Why bear markets supercharge it

The same icup shape behaves very differently in a bull vs. bear market. In a bull market, support zones from the prior uptrend are dense — a 3% drop can hit a wall of buyers and reverse. In a bear market, support is thin because the broader trend has already broken it. The pattern's average decline runs ~2.5× faster in bear markets than in bulls for the same reason gravity is easier than levitation.

Key takeaways

Mental model

Mental model

Practical application

  1. Identify the rounded top. V-shaped tops disqualify — they're a different pattern. The pattern should look like an inverted teacup at any reasonable aspect ratio.

  2. Check rim symmetry. Median price variation between left and right rims is just 2%. Wide variation (more than 5-7%) weakens the pattern.

  3. Wait for the handle to form. The handle is the small bounce after the right rim. It must not exceed the cup top. Handle median duration is 30 days but expect wide variation.

  4. Do not short before confirmation. Bulkowski emphasizes this: many candidate icups break out upward (failing as a bearish pattern). Wait for the close below the right rim.

  5. Place the stop just above the prior minor high. Not too close — normal volatility will stop you out. Not too far — you need a defined risk. The bounce high inside the handle is a reasonable anchor.

  6. Trade it in bear markets. In bull markets, support zones repeatedly stop the decline early. The same shape that yields 23% in a bear market may yield 3% in a bull. Check broader market context before entering.
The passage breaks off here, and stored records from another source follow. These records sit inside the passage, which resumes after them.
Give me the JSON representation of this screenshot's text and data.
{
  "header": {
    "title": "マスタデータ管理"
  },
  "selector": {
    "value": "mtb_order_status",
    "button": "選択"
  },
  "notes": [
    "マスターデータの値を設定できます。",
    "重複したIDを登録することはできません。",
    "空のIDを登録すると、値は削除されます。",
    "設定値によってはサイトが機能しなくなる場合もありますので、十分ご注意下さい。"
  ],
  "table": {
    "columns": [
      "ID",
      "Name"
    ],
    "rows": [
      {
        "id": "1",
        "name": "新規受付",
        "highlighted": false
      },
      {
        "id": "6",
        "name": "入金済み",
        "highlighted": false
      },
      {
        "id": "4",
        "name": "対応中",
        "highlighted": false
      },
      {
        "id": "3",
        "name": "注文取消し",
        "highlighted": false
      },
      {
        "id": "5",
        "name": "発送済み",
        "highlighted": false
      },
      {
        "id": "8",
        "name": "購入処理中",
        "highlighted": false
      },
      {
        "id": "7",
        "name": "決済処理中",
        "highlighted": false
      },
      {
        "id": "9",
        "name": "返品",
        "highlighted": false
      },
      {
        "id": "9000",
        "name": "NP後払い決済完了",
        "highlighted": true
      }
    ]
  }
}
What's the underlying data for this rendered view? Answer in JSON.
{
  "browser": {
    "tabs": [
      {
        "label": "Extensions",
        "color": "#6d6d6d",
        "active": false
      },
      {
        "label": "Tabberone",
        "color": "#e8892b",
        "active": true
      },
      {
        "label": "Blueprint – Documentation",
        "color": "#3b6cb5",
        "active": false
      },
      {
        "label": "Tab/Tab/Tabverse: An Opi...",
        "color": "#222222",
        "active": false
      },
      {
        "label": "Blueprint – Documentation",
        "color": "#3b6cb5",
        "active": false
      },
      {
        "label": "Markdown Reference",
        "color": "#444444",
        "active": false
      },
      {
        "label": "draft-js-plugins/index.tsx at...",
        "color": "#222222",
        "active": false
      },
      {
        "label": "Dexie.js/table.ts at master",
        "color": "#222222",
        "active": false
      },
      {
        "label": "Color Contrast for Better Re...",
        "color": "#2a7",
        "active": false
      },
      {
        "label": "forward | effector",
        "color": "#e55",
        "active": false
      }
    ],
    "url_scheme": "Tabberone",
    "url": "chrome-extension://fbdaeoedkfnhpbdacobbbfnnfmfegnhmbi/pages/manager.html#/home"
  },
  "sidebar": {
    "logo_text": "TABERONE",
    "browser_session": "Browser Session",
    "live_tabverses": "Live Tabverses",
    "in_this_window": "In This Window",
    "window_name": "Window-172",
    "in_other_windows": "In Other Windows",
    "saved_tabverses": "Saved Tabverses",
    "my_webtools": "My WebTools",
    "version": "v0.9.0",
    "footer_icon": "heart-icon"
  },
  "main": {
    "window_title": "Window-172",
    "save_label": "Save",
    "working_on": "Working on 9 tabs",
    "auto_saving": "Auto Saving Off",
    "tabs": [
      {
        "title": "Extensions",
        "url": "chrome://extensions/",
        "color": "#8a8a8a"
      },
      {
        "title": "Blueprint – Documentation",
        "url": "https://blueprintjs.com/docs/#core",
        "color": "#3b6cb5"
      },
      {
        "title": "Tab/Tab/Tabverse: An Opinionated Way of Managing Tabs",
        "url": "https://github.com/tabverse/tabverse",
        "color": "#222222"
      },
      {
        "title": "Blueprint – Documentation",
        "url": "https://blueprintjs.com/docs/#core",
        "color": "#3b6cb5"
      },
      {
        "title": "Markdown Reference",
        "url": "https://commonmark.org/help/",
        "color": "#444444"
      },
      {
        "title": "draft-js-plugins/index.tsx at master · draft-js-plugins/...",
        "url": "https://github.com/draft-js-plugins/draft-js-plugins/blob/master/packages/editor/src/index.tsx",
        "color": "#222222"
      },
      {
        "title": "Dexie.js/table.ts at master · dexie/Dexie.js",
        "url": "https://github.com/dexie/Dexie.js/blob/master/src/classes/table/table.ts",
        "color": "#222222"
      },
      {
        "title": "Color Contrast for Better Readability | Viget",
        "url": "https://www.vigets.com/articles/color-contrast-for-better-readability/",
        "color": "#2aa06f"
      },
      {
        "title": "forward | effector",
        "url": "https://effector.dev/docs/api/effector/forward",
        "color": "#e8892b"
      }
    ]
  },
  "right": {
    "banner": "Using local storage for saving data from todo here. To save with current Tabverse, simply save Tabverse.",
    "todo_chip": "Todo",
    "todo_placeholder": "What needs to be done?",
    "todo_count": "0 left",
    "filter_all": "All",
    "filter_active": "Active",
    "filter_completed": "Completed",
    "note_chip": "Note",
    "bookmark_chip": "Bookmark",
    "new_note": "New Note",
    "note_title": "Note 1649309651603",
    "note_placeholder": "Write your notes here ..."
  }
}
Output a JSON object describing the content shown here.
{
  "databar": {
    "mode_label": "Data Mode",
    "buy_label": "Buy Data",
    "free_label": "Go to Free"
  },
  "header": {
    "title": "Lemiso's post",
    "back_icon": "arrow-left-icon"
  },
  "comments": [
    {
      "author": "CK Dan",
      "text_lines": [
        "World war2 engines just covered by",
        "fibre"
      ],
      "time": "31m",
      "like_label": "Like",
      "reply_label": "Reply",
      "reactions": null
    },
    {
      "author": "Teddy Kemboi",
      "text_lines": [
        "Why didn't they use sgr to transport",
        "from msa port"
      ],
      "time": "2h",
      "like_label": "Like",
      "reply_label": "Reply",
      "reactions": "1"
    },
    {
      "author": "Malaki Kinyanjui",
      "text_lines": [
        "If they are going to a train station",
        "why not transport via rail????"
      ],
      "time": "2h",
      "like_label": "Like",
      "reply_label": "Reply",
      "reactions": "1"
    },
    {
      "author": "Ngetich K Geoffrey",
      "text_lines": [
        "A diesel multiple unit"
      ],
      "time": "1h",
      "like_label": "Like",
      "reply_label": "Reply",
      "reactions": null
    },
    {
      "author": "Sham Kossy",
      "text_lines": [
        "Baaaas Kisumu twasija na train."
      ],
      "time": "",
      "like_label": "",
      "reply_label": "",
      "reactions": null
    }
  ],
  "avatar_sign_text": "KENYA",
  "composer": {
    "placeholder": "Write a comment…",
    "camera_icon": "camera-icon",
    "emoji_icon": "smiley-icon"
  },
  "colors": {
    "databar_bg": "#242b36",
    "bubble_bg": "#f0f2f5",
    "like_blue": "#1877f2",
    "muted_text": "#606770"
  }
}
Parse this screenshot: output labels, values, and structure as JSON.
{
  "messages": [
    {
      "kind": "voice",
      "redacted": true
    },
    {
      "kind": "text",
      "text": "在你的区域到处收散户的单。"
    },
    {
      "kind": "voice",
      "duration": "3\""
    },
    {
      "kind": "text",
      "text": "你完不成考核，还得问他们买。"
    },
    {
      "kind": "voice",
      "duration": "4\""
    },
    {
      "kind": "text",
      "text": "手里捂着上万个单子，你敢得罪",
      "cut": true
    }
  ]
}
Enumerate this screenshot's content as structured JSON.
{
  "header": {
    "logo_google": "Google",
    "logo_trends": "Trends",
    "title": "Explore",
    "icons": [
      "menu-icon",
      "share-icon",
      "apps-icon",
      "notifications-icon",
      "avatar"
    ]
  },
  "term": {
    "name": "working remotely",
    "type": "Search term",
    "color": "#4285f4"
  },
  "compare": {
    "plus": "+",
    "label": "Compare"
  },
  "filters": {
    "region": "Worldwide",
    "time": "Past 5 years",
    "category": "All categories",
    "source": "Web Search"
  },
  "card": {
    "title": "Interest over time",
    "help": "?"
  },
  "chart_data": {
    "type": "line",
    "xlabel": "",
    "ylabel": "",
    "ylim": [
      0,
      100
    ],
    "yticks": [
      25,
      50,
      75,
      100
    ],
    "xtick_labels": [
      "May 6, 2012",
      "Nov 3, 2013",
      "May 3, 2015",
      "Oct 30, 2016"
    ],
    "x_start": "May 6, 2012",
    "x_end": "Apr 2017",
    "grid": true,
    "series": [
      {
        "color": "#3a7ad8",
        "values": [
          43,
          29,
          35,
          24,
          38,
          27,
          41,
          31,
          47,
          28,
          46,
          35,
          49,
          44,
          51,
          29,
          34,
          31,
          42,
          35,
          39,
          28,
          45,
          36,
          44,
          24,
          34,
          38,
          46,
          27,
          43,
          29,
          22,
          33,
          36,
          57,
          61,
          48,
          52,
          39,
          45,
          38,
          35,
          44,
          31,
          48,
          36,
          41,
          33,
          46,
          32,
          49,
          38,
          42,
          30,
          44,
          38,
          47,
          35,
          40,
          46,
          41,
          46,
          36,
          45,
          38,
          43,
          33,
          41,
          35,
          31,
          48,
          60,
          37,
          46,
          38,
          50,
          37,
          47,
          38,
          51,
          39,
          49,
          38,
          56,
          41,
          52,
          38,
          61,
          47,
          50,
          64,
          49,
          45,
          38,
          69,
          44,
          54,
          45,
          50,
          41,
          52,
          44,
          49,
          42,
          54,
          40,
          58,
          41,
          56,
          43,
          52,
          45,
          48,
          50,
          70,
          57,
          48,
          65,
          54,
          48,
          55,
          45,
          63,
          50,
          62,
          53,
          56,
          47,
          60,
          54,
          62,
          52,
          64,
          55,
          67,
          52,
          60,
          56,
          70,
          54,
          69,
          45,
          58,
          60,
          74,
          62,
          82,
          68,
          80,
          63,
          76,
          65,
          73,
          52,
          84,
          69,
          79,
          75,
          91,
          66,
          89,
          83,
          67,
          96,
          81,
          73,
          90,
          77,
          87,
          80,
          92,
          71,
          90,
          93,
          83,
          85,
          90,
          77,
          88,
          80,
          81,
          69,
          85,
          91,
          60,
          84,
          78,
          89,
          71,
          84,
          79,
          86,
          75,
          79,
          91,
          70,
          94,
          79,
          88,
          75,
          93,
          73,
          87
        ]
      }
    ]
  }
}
  7. Target using handle height. Subtract handle height from the right cup rim. Conservative, frequently met, less greedy than a full-pattern-height projection.

Example

A semiconductor stock has rallied from $40 to $70 over six months. Volume thins as price approaches $70 — a classic distribution signature. Over the next eight weeks the stock rounds gently down to $58 (left rim and base of inverted cup), then sideways for a while, and back up to $69 (right rim, within 1.4% of the left). For three weeks afterward, price bounces feebly to $63 — that's the handle, a weak rally that fails well below the cup top.

The trader watches for the downward breakout. On day 22 of the handle, the stock closes at $57.80, below the $58 right rim low. Confirmed. The trader shorts at $57.50 and sets a stop at $63.50 (just above the handle high). Handle height is $63 − $58 = $5, so the measure-rule target is $58 − $5 = $53.

Over the next two weeks, price retraces to $58.20 — a pullback that does not trigger the stop. The trader holds. Volume expands on the resumption of the decline. Three months later, price has fallen to $44, well past the $53 target. The trader covers at $46 for an 18% gain on the short.

Two things made this work: (a) the broader market was already weak — the trade aligned with the trend, and (b) the handle height target was conservative enough that the move overshot it cleanly. A bull-market version of the same chart would likely have stalled near $54-$55 and recovered into the next leg up.